Son of James Boswell and Margaret Montgomerie.
According to Boswell, "the poor child was sickly" just after birth which took place in the early hours of November 15, 1776. He continued to be ill in the evening, sucking only a little. On the following day, he was attended to by Dr Thomas Young and surgeon Alexander Wood, the latter of whom thought the situation "so precarious that he should be christened without delay". The christening was performed at four in the afternoon by the Rev. Alexander Webster in the nursery, witnessed by Annie Cunninghame and by Boswell's clerk John Lawrie.
David's health gradually improved, and on February 17, 1777, Boswell sent off a long letter to Dr Johnson, in which he wrote that the infant's health was "much better than we could almost have hoped".

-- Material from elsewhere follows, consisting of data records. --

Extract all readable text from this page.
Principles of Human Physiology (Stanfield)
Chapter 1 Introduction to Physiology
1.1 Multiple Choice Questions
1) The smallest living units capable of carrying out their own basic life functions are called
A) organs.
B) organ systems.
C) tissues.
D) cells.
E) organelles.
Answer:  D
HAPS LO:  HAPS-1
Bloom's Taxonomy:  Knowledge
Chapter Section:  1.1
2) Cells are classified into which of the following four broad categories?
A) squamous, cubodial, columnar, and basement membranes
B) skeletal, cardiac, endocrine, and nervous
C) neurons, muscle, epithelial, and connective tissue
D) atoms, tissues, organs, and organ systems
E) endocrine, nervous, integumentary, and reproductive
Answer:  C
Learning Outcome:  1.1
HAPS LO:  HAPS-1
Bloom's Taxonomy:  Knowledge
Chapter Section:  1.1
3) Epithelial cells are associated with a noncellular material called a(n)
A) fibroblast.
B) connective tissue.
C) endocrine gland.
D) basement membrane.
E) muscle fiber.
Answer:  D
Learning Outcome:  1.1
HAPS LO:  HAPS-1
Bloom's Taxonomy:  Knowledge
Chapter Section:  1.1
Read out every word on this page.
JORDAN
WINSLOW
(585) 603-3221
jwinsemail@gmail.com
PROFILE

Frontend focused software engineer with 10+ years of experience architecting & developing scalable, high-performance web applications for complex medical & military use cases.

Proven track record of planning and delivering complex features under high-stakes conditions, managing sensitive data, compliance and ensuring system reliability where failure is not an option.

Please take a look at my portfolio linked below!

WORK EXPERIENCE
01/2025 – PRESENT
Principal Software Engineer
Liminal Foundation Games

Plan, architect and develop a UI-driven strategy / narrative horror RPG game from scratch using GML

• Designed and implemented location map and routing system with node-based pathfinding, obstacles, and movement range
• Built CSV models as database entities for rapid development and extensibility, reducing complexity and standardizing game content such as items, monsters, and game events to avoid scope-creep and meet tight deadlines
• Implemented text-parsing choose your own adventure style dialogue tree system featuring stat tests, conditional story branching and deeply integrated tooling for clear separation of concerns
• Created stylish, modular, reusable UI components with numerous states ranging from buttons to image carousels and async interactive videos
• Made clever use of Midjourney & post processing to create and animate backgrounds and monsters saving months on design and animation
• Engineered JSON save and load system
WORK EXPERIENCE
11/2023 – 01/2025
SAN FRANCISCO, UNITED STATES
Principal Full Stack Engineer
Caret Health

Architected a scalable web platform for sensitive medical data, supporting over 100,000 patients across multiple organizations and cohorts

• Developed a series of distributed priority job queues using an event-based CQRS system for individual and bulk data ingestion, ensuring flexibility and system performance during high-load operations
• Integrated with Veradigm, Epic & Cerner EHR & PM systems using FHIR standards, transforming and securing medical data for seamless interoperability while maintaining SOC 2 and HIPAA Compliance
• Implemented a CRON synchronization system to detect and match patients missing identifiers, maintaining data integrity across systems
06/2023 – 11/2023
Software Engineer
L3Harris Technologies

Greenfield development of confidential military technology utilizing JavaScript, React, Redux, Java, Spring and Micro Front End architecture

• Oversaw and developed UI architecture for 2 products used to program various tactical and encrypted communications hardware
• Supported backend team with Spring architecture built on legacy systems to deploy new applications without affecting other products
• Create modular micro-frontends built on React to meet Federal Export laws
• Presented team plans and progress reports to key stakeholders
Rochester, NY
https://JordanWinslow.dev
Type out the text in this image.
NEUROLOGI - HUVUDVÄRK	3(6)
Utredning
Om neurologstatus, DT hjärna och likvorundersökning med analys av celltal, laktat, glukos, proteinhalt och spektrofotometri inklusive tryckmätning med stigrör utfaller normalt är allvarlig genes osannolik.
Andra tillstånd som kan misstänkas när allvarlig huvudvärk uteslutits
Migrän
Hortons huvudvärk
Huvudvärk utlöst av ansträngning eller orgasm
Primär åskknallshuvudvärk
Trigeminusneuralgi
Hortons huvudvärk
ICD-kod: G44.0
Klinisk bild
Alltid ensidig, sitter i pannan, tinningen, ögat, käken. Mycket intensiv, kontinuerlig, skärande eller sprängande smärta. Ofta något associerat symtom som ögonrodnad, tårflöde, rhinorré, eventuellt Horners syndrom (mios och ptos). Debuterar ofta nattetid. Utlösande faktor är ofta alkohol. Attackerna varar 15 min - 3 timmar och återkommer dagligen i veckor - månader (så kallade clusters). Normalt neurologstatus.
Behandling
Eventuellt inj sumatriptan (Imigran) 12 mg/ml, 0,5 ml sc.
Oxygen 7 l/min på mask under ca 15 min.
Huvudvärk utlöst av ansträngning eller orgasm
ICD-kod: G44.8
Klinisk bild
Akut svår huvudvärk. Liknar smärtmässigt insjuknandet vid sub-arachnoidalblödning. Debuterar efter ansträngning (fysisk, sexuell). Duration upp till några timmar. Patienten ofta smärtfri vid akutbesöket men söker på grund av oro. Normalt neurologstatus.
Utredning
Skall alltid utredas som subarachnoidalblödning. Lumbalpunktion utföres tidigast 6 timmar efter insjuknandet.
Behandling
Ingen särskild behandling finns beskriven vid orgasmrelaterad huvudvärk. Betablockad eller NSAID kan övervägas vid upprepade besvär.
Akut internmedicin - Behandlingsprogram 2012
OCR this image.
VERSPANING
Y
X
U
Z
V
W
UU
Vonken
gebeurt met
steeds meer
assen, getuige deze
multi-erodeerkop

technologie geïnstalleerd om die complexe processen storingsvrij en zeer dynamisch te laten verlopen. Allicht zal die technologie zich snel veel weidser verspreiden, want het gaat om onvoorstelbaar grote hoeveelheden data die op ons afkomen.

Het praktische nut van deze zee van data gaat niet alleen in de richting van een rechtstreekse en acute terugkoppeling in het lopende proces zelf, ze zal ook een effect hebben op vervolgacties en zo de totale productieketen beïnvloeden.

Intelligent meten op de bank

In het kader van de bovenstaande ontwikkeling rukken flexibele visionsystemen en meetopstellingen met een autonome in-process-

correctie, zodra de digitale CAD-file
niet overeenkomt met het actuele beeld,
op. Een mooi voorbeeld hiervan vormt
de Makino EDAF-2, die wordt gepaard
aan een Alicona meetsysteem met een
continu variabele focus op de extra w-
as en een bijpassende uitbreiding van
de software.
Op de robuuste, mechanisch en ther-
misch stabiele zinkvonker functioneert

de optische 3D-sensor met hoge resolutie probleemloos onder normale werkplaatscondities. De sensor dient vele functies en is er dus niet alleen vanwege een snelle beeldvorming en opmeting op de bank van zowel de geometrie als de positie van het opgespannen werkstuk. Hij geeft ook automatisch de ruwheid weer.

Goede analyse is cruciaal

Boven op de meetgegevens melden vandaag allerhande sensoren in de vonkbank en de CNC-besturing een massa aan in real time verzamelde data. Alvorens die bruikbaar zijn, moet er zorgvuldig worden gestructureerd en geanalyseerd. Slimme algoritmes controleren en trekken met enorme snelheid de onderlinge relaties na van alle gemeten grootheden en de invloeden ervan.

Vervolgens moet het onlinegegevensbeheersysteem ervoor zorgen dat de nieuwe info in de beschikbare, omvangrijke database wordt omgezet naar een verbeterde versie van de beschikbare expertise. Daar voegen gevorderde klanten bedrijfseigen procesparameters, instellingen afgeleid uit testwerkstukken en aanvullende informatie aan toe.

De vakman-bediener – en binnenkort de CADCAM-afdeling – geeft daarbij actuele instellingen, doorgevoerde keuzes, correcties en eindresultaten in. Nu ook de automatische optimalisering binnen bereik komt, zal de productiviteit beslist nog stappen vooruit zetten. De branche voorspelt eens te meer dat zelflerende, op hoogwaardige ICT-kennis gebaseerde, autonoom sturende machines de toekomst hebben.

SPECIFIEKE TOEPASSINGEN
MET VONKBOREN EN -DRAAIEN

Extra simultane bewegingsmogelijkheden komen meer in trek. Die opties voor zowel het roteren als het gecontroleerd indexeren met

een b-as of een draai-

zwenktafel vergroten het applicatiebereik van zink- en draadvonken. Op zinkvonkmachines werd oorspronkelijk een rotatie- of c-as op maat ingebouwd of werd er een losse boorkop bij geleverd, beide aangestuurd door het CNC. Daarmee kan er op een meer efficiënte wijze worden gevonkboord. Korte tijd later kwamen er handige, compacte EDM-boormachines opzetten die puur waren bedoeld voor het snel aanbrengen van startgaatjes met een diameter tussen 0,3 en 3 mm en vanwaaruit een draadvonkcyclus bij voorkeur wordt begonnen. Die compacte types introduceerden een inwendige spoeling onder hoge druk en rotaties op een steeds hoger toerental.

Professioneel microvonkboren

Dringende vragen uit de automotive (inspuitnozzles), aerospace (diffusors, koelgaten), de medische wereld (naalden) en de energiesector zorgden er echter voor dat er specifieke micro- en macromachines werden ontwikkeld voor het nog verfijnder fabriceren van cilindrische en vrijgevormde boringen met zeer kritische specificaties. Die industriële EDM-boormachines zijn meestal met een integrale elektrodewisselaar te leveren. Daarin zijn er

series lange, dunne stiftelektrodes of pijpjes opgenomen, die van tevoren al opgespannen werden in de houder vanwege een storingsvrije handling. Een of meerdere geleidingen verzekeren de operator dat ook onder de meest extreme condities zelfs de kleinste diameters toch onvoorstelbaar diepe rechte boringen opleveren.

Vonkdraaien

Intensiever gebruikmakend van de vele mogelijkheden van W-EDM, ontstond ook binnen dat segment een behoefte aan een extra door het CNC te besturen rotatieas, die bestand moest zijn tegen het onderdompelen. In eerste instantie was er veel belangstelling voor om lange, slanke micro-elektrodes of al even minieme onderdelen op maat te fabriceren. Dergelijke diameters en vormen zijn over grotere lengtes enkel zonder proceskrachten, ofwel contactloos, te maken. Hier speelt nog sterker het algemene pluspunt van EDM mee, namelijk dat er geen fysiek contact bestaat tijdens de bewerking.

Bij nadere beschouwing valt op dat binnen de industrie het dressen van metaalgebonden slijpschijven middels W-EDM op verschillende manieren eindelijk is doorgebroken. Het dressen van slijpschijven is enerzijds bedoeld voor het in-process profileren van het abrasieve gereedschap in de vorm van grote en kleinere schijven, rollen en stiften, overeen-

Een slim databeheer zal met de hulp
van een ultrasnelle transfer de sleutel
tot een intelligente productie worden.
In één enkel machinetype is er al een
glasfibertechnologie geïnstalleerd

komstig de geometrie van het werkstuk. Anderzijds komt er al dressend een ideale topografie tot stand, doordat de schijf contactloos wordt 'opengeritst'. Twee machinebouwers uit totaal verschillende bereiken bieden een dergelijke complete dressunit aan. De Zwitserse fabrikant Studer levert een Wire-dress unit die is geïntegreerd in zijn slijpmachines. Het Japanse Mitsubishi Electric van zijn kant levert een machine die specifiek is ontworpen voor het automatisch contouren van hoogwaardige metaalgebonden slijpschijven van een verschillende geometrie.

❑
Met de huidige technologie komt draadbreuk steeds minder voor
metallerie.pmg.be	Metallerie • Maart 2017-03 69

On March 29, however, the situation had worsened significantly, and Boswell wrote:
Poor little David had been very ill for some days of a teething fever which was very severe on his delicate frame. [...] I drank tea with Grange, but was called home before it was finished, the child having grown worse. I found him in sad distress, and his anxious mother in much affliction. I had not before been seriously alarmed for him, as he had struggled on wonderfully. But I was now affected to the heart, and to make my wife easy, I sent for Dr. Young. He bathed his limbs in warm water, which relieved him a little. But he was pale and feeble, though in as much pain as he apparently could suffer. [...] [H]e expired a little before nine.1
Over the next few days, Boswell described in some details the family's grief over the dead child. On March 30, he wrote:
This morning Veronica and Effie would see their little brother. Veronica calmly kissed him. But Effie was violently affected, kissed him over and over again, cried bittely, "O my poor billy David," and run to his nurse, who had also been hers, and clung about her, blubbering and calling to her, "O come and take him off the table. Waken him, waken him, and put him in his cradle."2
In the evening, Dr. Young and surgeon Wood performed an autopsy on the corpse, informing Boswell that "his bowels were not right, some of them being too tight and some too large, and that there were hardnesses in his lungs which would have grown worse, so that he could not have had a good life."
On March 31, Boswell "locked myself in the drawing-room with the little dead, and read the funeral service over him.", following which the coffin was brought to Duddingston and interred in the family vault of Boswell's friend Sir Alexander Dick.